Nous devons agir rapidement pour réorienter les secteurs et inventer de nouvelles manières d’intervenir pour aider et faire en sorte que des filières économiques disparaissent, car elles vont et doivent disparaître, soyons lucides et il faut le dire clairement, alors que d’autres doivent se renforcer : le transport routier n’a pas d’avenir (petite pensée émue pour la taxe carbone qui est en train d’être enterrée en grandes pompes et doux souvenir des bonnets rouges, ancêtres des gilets jaunes…), le transport aérien n’a guère plus d’avenir, celui des grandes surfaces est à interroger fortement. Par contre, disposer d’une agriculture durable et de proximité va nécessiter du personnel, réellement s’attaquer au chantier de la rénovation thermique des bâtiments aussi, etc. L’Etat doit pouvoir apporter cette vision, cette prospective, c’est son rôle. L’Etat devra combiner les outils possibles : des incitations financières, des taxes (voilà, c’est dit), de l’accompagnement et de la formation, son intervention directe dans de nombreux secteurs-clés (comme celui de l’Energie par exemple). Dans le capitalisme d’aujourd’hui, si l’Etat ne le fait pas, si l’Etat n’intervient pas, certes des citoyens pourront le faire mais cela sera long, imparfait et ne fera qu’accentuer le greenwashing du capitalisme dont les entreprises se reconfigureront sans cesse, sans changer leur perspective de croissance et de profit sans fin. C’est ainsi que des Coca-Cola ou autres peuvent promettre d’un côté du recyclage et lancer des lobbystes contre des mesures comme la consigne, c’est ainsi que ces mêmes sociétés vont se mobiliser pour une démarche de recyclage généralisé sans remettre en cause leur modèle de production et de développement ni même se souvenir que le 100% recyclage n’est pas possible.

L’urgence est telle qu’on ne peut pas se contenter des petits pas microscopiques, des gouttes d’eau du colibri : il faut le pas lourd et ferme d’un pachyderme étatique et surtout de la plupart des pachydermes étatiques voire de tous et qui seront ainsi en mesure de proposer à toutes les entreprises les mêmes conditions.

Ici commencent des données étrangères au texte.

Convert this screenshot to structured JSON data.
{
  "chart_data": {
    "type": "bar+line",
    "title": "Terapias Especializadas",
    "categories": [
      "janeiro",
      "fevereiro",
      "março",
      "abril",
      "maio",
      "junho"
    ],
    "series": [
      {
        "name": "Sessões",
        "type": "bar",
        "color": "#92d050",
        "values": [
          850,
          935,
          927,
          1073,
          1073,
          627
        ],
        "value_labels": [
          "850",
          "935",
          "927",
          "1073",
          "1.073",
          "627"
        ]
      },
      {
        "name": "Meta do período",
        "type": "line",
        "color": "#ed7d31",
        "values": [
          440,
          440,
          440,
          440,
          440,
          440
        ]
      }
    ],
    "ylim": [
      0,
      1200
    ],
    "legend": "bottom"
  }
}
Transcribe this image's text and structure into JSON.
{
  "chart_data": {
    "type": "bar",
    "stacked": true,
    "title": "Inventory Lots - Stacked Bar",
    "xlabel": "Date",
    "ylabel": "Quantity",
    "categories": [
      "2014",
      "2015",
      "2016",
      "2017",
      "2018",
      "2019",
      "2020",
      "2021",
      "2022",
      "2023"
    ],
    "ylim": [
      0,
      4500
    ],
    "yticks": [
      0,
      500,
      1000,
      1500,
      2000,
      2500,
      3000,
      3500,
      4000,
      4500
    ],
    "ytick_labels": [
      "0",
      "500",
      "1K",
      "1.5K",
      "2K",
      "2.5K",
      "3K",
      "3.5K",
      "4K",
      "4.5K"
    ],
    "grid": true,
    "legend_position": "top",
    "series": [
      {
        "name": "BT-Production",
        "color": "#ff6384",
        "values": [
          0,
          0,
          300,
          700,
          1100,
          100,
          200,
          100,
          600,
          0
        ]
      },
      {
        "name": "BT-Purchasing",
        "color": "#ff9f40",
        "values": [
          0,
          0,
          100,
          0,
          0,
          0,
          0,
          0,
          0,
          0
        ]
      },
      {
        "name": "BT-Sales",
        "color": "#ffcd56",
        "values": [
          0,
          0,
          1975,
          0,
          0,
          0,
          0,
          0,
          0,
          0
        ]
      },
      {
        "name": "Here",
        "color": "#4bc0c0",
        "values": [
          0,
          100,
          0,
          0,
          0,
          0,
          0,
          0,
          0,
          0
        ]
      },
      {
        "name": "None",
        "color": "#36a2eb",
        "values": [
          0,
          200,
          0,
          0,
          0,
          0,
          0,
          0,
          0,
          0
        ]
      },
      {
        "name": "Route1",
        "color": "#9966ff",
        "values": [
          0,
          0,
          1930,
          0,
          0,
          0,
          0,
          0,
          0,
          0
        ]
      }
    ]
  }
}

Parce que là, il faut parler leur langage et leur garantir qu’il n’y aura pas de rupture de concurrence : elles seront toutes logées à la même enseignées, toutes contraintes aux mêmes objectifs d’efficacité énergétique et de contribution climatique.

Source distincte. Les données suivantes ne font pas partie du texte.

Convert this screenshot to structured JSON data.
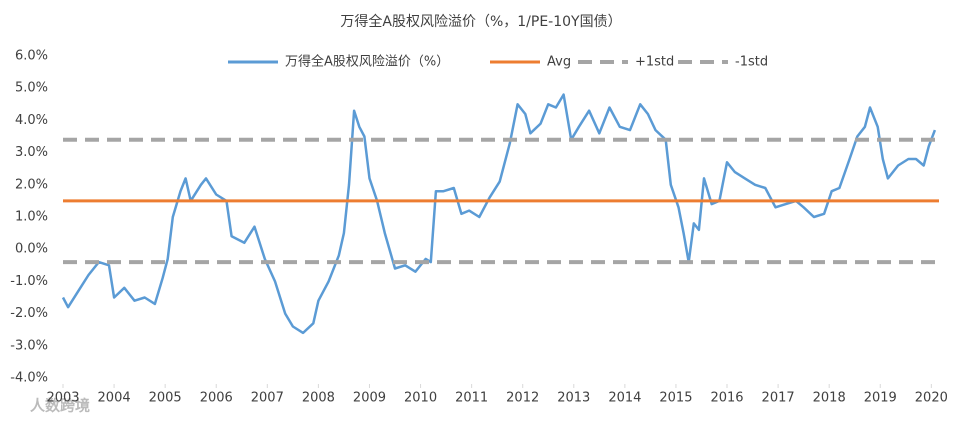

Mais l’intervention de l’Etat ne peut pas être que punitive, elle doit être accompagnatrice. Je dois être un peu vieille école, mais l’Etat doit accompagner et mener son peuple comme on éduque ses enfants : en les guidant, en les accompagnant, en les aidant, parfois en les punissant et surtout en étant juste avec tous. Une écologie sans justice sociale ne pourra pas fonctionner, une taxation verte qui n’est pas transparente ne pourra pas non plus être une réponse. Les enjeux environnementaux, par leur gravité, par leur ampleur, par leur complexité amènent à repenser le rôle et l’intervention de l’Etat, à repenser la démocratie tout comme l’économie. Le renouvellement générationnel de la macronie achoppe sur un fonctionnement d’ancien régime.